Les agents du fisc prennent-ils uniquement en considération, pour déterminer le mouvement de réserve imposable annuel, la nouvelle « constitution » ou doivent-ils, conformément à une certaine logique, tenir expressément compte de la différence comptable et fiscale entre toutes les diminutions et toutes les augmentations de ces comptes de réserve litigieux, à comparer sur la base deux dates de bilan susmentionnées ?

Pouvez-vous communiquer votre point de vue général pratique à la lumière du principe constitutionnel de l’annualité des impôts, des dispositions du C.I.R. 1992 précités ainsi que des principes de confiance et de légalité ?

Réponse :

Etant donné que l’honorable membre vise manifestement un ou plusieurs cas particuliers, elle comprendra qu’en l’absence d’éléments d’appréciation concrets, il n’est pas possible de se prononcer définitivement et sans équivoque.

Sur le plan des principes, je peux cependant signaler que lorsqu’une provision pour risques et charges antérieurement constituée en exonération d’impôt doit être considérée comme un bénéfice de la période imposable au cours de laquelle il apparaît que la provision en cause ne satisfait plus aux conditions visées à l’article 48 CIR et aux articles 24 à 27 AR/CIR. Ainsi, le montant à reprendre parmi le bénéfice imposable est, en principe, égal à celui de la provision telle qu’elle existait à la fin de la période imposable précitée, de sorte qu’en conséquence, il est tenu compte des dotations, reprises et/ou utilisations relatives à cette provision et comptabilisées au cours de cette période. 

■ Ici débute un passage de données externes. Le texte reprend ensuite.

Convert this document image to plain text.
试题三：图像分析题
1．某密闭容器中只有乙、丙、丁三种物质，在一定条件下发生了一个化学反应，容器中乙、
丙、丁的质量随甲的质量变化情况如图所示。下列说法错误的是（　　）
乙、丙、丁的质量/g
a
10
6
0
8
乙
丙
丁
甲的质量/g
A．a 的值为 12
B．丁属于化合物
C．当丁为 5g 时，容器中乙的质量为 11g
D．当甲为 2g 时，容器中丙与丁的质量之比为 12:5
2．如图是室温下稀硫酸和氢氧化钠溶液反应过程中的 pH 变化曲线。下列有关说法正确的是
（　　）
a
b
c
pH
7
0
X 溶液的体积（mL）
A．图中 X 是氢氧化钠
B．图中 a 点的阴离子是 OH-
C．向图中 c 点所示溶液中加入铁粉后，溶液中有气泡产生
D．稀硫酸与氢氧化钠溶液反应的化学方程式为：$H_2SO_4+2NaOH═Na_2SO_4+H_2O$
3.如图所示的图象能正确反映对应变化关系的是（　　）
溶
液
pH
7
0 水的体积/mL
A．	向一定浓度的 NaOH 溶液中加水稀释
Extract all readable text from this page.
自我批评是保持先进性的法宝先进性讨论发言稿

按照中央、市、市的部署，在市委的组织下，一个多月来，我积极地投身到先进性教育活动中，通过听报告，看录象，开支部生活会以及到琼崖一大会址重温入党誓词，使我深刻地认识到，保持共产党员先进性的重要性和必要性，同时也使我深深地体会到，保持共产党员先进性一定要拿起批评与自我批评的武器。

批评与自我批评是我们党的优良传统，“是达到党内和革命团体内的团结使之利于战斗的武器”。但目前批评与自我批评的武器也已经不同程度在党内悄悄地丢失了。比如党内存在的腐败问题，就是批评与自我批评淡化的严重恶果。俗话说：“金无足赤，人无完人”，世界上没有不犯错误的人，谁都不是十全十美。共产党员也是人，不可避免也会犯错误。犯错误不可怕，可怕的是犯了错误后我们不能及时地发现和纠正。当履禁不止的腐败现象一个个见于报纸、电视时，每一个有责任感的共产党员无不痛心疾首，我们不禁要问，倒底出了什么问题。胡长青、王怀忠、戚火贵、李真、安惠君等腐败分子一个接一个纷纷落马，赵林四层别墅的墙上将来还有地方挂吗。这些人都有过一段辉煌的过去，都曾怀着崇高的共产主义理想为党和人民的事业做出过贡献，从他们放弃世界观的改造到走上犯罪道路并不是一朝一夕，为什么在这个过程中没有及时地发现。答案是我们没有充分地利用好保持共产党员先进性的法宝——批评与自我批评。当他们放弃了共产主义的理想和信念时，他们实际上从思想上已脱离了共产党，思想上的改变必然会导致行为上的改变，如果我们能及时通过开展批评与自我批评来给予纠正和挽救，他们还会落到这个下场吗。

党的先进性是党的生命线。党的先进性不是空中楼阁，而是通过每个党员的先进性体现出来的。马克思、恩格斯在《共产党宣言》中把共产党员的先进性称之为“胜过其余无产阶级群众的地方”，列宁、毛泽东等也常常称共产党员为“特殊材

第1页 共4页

Pour ce qui concerne la période imposable suivante, la provision prévisée reprise parmi les réserves taxées : 

-         augmentera à concurrence des dotations imposables comptabilisées au cours de cette période ;

-         diminuera à concurrence des reprises et/ou utilisations comptabilisées durant cette période. 

Si les principes précités ne permettent pas à l’honorable membre de résoudre son problème, je suis prêt à faire procéder à un examen plus approfondi si l’identité et l’adresse du contribuable concerné et des données plus concrètes sur le cas dont il s’agit me sont communiquées.

 

Commentaires

 

Mouvement global des réserves

 Un des éléments de la base imposable à l’ISoc se compose des « bénéfices réservés imposables ».

Par cette expression, il faut entendre 

§         soit la différence positive entre le montant global des réserves [1] taxées à la fin de la période imposable et le montant global des réserves taxées à la fin de la période imposable immédiatement antérieure : il y aura dans ce cas une augmentation des réserves ;

§         soit la différence négative entre le montant global des réserves taxées à la fin de la période imposable et le montant global des réserves taxées à la fin de la période imposable immédiatement antérieure : il y a dans ce cas prélèvement sur les réserves  

La formulation de la question est bien entendu inexacte quand elle limite l’augmentation des bénéfices réservés à une augmentation des seules réserves inscrites au bilan de la société.

Les réserves et provisions ne peuvent être exonérées (et donc ne participent pas à l’augmentation ou la diminution globale des réserves fiscales) que si une disposition expresse du CIR le permet. En effet, en vertu de l’art. 25, 5° CIR, font, notamment, partie de la base imposable : les réserves, fonds de prévision ou provisions quelconques, le résultat reporté à nouveau et toutes sommes auxquelles une affectation analogue est donnée.  

Vérifications approfondies et provisions pour risques et charges

On laissera à l’auteur de la question la responsabilité de son affirmation que les vérifications approfondies effectuées par l’Administration se soldent par la seule taxation de provision pour risques et charges qui avaient été antérieurement admises.  

Situation visée par la QP

La situation dont fait sans doute état la question parlementaire peut être illustrée par l’exemple suivant.  

Hypothèses

Une société constitue à son bilan clôturé au 31.12. N, une provision de 10.000 € pour la réparation d’une de ses immobilisations. Au cours de l’année N + 1, les travaux sont effectués, les factures sont prises en charges et la société comptabilise une utilisation de provision pour 10.000 €.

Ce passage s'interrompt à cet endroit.